*Essence Magazine is a well renowned monthly publication designed for African-American women.
The magazine focuses on appealing to readers from the 18 to 50 age range, and covers the realms of fashion, lifestyle, and beauty. However, it seems as though one man believes that Essence is essentially losing its…essence.
Columnist and member of the National Newspaper Publishers Association (NNPA) Raynard Jackson recently wrote a column entitled “Nothing Essential About Essence,” where he attacks and surgically dismantles Essence Communications as a whole, including the producers of both the magazine as well as the Essence Music Festival.
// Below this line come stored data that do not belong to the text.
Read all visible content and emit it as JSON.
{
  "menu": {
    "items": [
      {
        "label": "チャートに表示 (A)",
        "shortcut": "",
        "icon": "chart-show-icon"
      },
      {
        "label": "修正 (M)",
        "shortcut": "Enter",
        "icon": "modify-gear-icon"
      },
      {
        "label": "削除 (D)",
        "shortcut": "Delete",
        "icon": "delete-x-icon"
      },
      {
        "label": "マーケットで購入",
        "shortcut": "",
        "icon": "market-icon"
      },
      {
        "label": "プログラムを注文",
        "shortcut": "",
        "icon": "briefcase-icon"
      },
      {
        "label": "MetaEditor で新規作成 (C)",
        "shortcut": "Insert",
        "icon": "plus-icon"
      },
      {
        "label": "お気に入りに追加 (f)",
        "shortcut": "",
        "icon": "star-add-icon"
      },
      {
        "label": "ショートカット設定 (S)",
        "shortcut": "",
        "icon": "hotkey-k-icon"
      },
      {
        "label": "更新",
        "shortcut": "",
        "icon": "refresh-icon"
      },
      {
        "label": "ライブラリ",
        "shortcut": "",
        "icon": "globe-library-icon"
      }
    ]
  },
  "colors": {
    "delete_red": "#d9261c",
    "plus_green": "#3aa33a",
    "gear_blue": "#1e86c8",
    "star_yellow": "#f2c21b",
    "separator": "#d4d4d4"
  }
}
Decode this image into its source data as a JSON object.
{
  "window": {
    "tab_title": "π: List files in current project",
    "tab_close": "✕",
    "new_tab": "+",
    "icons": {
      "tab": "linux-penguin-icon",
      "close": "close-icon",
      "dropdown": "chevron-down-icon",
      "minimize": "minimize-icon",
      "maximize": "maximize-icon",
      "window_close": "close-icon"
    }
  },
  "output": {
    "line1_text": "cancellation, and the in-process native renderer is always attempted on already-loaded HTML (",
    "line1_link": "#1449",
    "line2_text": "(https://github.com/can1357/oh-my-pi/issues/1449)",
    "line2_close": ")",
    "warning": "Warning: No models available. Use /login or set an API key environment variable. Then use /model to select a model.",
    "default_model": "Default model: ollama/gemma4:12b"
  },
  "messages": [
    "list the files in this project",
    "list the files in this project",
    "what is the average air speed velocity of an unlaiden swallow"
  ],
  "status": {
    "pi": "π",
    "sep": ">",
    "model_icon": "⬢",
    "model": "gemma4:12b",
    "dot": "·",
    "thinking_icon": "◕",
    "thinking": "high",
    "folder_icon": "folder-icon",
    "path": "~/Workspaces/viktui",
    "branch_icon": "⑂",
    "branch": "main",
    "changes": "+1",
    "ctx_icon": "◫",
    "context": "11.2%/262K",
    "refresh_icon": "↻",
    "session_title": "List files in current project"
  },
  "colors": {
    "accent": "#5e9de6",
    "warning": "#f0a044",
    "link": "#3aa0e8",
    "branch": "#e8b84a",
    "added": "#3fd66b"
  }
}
According to his article at BlackPressUSA.com, the last Essence Music Festival was held in New Orleans, Louisiana and marked the festival’s 20th anniversary. This past festival was also what Jackson specifically decided to zero in on. In reference to the company not using a Black-owned production design company, Jackson wrote:
“According to media accounts, ‘In 2008, for the first time since its 1995 inception, the festival was not produced by the original producer team. Instead, Essence Communications, owner of the festival and the Essence magazine, contracted Rehage Entertainment Inc. A new main stage facelift was designed by production designer Stefan Beese.’ Essence Communications and Essence Magazine are no longer Black-owned, they are owned by Time Inc. Maybe this would explain why EMF contracted with Rehage Entertainment Inc. and Stefan Beese to produce the event and to build a new stage. They couldn’t find a Black firm capable of taking on these contracts? If they need some referrals, I would be glad to send them a list of Black people who could do the job, if they are truly interested in the “empowerment” of the Black community as they claim.”
Jackson also took note that there was a lack of diversity on the panels and the poor quality of panel discussion topics at the festival.
“There was also no diversity in the programming,” Jackson wrote. “Of their 86 ‘empowerment’ speakers during their various daytime panes, all were media personalities, journalists, or liberal politicians.”